Sunday, June 10, 2007

These feet were made for walkin...

And that's just what they'll do!

I was overwhelmed with something as I washed this little baby tonight.
I looked into his little swollen face and alert eyes and as I held him in my hands in the water I thought 'This is the closest I've come to touching God.' It was like holding something holy---something that was still warm from being held in His hands...

It was a startling revelation. Or from the other angle:
The power of God touching me through bathing a baby.
I was envious of him! The baby... In a good way... I was envious that he had seen God not too long ago. And I bet if he could form words he would be able to tell me about it.
It might sound a little mystical (fanatical?) but that's how my head and heart put everything together. And it was cool. I can still smell the baby soap on my hands...
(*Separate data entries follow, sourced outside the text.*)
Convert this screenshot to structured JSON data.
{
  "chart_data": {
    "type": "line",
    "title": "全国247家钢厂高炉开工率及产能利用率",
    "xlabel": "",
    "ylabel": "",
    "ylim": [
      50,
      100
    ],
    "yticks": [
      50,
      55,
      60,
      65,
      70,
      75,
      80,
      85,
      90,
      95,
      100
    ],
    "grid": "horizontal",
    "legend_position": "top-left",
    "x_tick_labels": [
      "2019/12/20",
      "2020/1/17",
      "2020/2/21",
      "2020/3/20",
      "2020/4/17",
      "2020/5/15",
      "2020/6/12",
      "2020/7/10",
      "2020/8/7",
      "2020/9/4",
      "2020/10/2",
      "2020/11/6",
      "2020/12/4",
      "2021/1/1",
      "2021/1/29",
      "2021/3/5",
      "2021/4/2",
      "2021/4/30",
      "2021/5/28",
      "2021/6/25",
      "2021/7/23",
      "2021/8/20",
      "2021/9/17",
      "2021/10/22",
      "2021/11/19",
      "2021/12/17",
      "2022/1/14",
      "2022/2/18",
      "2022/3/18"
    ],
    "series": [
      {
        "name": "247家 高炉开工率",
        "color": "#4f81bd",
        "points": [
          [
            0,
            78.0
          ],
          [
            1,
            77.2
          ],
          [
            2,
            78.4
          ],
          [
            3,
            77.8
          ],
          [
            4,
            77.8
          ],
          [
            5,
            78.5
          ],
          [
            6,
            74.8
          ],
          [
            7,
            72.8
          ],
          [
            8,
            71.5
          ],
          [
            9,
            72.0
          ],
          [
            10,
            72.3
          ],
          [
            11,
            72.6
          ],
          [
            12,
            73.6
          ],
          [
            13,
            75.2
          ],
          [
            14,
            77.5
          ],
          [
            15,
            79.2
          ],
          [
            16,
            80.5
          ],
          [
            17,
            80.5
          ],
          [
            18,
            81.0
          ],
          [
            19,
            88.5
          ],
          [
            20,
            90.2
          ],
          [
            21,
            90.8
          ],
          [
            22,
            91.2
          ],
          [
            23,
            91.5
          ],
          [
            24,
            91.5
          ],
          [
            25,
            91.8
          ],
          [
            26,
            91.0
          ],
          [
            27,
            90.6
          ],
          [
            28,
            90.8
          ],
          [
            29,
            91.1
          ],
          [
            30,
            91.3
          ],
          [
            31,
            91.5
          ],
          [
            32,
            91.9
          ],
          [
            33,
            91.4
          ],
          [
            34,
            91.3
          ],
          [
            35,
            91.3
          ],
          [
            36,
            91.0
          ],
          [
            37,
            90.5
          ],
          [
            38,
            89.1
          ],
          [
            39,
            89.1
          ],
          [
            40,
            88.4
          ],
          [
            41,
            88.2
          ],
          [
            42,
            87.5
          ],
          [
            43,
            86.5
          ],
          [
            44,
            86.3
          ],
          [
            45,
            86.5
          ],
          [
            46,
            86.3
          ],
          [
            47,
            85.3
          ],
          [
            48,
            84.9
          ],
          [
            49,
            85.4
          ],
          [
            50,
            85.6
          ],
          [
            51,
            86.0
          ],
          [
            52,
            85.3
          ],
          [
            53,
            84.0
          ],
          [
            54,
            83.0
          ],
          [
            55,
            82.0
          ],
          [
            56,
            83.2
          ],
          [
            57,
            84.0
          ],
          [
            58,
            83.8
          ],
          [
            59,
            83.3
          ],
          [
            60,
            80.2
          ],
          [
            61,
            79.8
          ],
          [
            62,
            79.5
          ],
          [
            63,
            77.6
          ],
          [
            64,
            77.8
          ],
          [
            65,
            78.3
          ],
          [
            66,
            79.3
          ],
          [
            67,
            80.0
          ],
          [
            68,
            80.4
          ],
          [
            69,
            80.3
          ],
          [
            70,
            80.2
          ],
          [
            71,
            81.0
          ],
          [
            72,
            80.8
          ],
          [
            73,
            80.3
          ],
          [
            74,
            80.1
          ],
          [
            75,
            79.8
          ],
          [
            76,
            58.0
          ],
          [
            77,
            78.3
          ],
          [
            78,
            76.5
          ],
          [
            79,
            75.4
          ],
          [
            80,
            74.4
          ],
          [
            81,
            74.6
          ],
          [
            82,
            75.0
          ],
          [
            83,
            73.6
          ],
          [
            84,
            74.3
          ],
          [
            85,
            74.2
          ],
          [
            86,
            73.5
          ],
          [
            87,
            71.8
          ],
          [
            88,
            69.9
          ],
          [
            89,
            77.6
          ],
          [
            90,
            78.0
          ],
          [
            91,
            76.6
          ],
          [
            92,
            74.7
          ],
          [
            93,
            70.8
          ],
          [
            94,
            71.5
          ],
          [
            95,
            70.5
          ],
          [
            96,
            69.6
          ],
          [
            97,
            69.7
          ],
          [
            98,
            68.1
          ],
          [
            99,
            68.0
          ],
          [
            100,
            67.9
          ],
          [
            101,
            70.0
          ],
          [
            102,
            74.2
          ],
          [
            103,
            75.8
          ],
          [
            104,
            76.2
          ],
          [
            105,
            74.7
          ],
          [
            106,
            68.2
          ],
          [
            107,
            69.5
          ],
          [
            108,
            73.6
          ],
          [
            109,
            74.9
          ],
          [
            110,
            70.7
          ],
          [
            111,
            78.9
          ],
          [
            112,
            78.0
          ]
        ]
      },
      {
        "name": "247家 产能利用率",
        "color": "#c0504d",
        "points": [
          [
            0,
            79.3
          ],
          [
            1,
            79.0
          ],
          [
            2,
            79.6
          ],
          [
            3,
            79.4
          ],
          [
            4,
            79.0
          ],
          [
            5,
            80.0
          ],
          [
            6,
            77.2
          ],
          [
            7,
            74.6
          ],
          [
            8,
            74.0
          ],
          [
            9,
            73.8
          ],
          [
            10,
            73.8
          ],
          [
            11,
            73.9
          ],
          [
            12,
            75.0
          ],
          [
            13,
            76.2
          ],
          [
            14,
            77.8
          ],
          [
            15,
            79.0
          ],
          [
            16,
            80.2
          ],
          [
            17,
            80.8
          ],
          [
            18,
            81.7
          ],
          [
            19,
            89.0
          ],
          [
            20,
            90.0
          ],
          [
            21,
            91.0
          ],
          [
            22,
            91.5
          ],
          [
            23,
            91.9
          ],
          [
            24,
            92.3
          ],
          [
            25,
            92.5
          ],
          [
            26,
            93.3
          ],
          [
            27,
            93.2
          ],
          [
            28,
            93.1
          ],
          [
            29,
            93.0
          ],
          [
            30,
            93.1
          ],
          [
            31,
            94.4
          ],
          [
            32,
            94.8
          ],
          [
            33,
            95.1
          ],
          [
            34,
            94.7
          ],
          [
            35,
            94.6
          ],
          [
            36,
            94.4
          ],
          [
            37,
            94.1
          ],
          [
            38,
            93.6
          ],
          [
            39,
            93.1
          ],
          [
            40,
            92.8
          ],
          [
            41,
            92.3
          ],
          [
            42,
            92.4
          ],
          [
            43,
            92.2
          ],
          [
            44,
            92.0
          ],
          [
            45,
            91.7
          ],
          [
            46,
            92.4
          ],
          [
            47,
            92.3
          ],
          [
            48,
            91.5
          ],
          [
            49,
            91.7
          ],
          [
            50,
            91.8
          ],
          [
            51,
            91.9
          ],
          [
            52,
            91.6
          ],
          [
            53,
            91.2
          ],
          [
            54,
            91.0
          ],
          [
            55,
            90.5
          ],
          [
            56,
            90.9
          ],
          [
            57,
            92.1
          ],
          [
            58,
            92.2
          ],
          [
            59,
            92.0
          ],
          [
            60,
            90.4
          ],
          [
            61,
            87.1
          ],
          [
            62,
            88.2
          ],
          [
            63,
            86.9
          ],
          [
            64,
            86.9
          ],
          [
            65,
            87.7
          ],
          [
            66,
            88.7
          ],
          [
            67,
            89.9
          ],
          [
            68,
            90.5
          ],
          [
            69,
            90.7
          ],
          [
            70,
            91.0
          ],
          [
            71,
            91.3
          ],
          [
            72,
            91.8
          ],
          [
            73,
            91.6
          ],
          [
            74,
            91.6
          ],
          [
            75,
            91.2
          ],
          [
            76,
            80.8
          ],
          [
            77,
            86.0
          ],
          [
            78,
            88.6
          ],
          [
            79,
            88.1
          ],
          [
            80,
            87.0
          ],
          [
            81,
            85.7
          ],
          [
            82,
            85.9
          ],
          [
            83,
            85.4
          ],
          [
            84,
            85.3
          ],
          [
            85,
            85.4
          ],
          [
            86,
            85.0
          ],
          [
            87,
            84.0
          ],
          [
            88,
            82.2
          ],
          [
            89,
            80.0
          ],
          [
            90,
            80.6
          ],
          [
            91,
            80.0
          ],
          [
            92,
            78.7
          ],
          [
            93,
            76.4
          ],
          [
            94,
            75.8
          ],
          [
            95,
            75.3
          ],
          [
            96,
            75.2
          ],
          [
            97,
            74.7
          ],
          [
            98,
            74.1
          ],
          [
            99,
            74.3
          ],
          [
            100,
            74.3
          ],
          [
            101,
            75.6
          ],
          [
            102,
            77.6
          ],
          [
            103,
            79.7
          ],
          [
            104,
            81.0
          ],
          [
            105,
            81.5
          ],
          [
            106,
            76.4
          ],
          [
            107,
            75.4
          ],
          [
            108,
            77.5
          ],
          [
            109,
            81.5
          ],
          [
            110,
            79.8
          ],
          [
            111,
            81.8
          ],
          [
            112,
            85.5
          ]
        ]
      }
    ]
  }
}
Ha! Cool. Good use of words, Claire.

Days since it's rained: 4
Times this weekend Filipino-Mark has asked me out: 5
Showers today: 2
Litres of water lost through my skin: AT LEAST 12

4 comments:

Beth B said...

I love you and love the way your mind works.I always thought this when I was in Manila that is why birth seemed so amazing to be.

Annie said...

Wow... I love that. I haven't had too much contact with babies (they freakin' terrify me) but when I do, I can't wait to get that same revelation.

Rebekah said...

beautiful picture, claire! i totally know what you mean... i'm always wondering what babies (esp. newborns) are thinking, and wish i could ask them stuff!

did i ever tell you the (true) story about the couple who heard their 3 year old in their newborn's room through the baby monitor pleading (with the baby), "please! tell me what it was like! i'm starting to forget!"

isn't that CRAZY? that's something that brings me such comfort, in a sort of weird, "mystical" (wrong word, but you know what i meean) way... just remembering (without using my brain) what it was like BEFORE i was born. that i was IN HIM before the foundations of the earth were laid. that God not only knows ME that way, but I KNOW HIM that way! i just can't remember it very well... only on occaision when my spirit feels like it "knows" something deeper than my mind grasps when i'm in His presence.

i probably don't make sense. but iiii know what i mean! hahaha...

love you

Anonymous said...

Oh, now I'm afraid I'm going to cry every time I hold a newborn, and scare their mothers! Beautiful experience, hon. I know the Lord is blessing all those little ones through you. I read some neat Scripture tonight and thought of you -from 2nd.Sam.22:30 'For by You I run through a troop; by my God I leap over a wall.' And then for the babies 2nd. Sam.22:20 'He brought me forth into a large place; He delivered me because He delighted in me.' I know how David meant 'delivered' but it is a lovely picture!